My friend is going through similar. Married man, sordid fling, no promises made. She won't be seeing him again but the pain is real. On top of feeling rejected and used, she hates herself for letting it happen.

Time is a healer. You objectively know he's a terrible person, your feelings will catch up soon enough.

MidsomerBurgers · 06/08/2019 19:37

OP, all you are to him is a warm wank sock. You mean nothing to him.

CmdrCressidaDuck · 06/08/2019 19:40

I get the feeling he's using you

The fact that he's basically hired a marching band to perform "You're My

EssentialHummus · 06/08/2019 19:42

If your best friend was going through this, what would you tell her?

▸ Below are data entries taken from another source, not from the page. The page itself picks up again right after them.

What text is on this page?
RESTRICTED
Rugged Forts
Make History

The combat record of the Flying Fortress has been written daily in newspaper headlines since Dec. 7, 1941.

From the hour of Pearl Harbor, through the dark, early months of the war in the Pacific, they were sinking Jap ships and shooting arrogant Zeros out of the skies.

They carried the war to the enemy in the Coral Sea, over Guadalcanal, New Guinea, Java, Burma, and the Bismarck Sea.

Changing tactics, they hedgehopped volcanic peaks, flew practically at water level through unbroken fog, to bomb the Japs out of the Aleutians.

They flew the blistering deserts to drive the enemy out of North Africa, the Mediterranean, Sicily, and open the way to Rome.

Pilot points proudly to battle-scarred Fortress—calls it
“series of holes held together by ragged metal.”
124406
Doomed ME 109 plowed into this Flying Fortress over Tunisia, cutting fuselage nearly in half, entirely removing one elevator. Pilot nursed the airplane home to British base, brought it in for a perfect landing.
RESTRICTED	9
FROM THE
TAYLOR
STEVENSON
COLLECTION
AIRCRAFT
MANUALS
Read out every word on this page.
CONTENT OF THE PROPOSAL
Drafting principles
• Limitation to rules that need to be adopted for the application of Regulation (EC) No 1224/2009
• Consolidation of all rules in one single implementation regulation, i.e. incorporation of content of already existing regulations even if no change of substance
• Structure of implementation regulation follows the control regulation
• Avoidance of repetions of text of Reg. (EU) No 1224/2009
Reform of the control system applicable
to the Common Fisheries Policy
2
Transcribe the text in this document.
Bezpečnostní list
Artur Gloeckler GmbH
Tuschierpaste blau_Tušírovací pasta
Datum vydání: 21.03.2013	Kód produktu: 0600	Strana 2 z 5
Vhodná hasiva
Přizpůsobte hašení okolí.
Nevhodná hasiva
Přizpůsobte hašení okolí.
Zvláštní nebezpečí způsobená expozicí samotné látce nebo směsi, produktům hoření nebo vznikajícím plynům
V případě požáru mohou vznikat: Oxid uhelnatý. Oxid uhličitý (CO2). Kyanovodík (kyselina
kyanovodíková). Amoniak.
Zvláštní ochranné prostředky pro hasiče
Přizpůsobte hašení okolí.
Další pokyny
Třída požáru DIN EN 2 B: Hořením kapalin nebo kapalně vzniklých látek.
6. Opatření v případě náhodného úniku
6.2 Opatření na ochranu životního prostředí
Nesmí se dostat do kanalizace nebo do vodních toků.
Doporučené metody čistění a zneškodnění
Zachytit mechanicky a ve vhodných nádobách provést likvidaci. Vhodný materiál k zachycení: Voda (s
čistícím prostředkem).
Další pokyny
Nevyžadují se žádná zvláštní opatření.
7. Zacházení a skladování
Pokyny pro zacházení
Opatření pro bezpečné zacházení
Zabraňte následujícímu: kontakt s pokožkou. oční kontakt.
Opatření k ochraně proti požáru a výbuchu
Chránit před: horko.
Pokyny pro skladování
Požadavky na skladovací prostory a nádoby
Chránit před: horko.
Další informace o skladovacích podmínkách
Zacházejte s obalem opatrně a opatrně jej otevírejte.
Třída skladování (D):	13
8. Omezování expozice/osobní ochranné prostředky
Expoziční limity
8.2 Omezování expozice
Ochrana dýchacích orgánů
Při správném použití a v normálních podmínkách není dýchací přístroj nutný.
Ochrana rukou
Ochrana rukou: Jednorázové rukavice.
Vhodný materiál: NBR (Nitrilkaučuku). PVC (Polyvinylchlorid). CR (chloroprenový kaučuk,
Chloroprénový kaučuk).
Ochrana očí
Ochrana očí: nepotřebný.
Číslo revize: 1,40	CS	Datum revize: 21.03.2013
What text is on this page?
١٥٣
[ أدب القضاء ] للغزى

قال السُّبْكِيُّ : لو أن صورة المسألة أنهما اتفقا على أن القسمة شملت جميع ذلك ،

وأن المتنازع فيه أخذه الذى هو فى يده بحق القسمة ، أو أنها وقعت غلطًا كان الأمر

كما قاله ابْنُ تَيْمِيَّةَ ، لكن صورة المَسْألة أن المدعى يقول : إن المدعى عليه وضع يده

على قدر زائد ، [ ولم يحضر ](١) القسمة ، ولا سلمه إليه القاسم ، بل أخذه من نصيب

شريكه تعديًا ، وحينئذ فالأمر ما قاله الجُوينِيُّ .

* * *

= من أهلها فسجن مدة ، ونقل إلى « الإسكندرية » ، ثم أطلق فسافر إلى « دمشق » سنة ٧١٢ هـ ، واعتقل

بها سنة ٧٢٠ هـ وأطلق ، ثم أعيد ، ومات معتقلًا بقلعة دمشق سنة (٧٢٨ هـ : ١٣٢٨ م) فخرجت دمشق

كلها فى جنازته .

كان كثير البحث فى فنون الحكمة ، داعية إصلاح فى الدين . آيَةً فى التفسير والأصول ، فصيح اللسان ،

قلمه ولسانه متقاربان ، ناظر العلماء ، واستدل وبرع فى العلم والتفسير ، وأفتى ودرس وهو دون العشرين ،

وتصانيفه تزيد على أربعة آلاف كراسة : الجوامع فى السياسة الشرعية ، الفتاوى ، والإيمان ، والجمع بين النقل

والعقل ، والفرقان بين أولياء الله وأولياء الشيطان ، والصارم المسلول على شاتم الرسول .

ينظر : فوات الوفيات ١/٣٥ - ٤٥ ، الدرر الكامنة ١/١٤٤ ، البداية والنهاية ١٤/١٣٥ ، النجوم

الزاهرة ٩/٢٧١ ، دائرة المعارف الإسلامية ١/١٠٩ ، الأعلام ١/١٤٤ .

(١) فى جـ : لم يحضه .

Piffle11 · 06/08/2019 19:46

It's almost like he wants you to feel worthless: telling you just after sex when you're at your most vulnerable, telling you about treats and stuff he does for his wife … it's like he's saying 'see what I give her? You're not worth that, just be thankful I bother to fuck you every now and again'. Get some self respect and kick this absolute arsehole into touch - he won't even be bothered, he'll have someone else on the go before long. Or he'll turn on the charm as he knows that you're weak and desperate. 'My one chance of happiness' - and how happy do you think you'll be knowing that every time he's out late or out on a weekend, he's probably with some other woman? Do you want a family? Would you want this arsehole to be the father of your children? My DSis's exDH was having an affair with a young woman 15 years younger than him (he and DSis same age). My DSis found out and kicked him out. He tried to get her to change her mind, and even admitted to her that he'd never had any intention of marrying this young woman - she was only ever going to be a bit on the side. He's still seeing her, many years later. DSis asked him if he will remarry - he said maybe, if he meets the right woman ...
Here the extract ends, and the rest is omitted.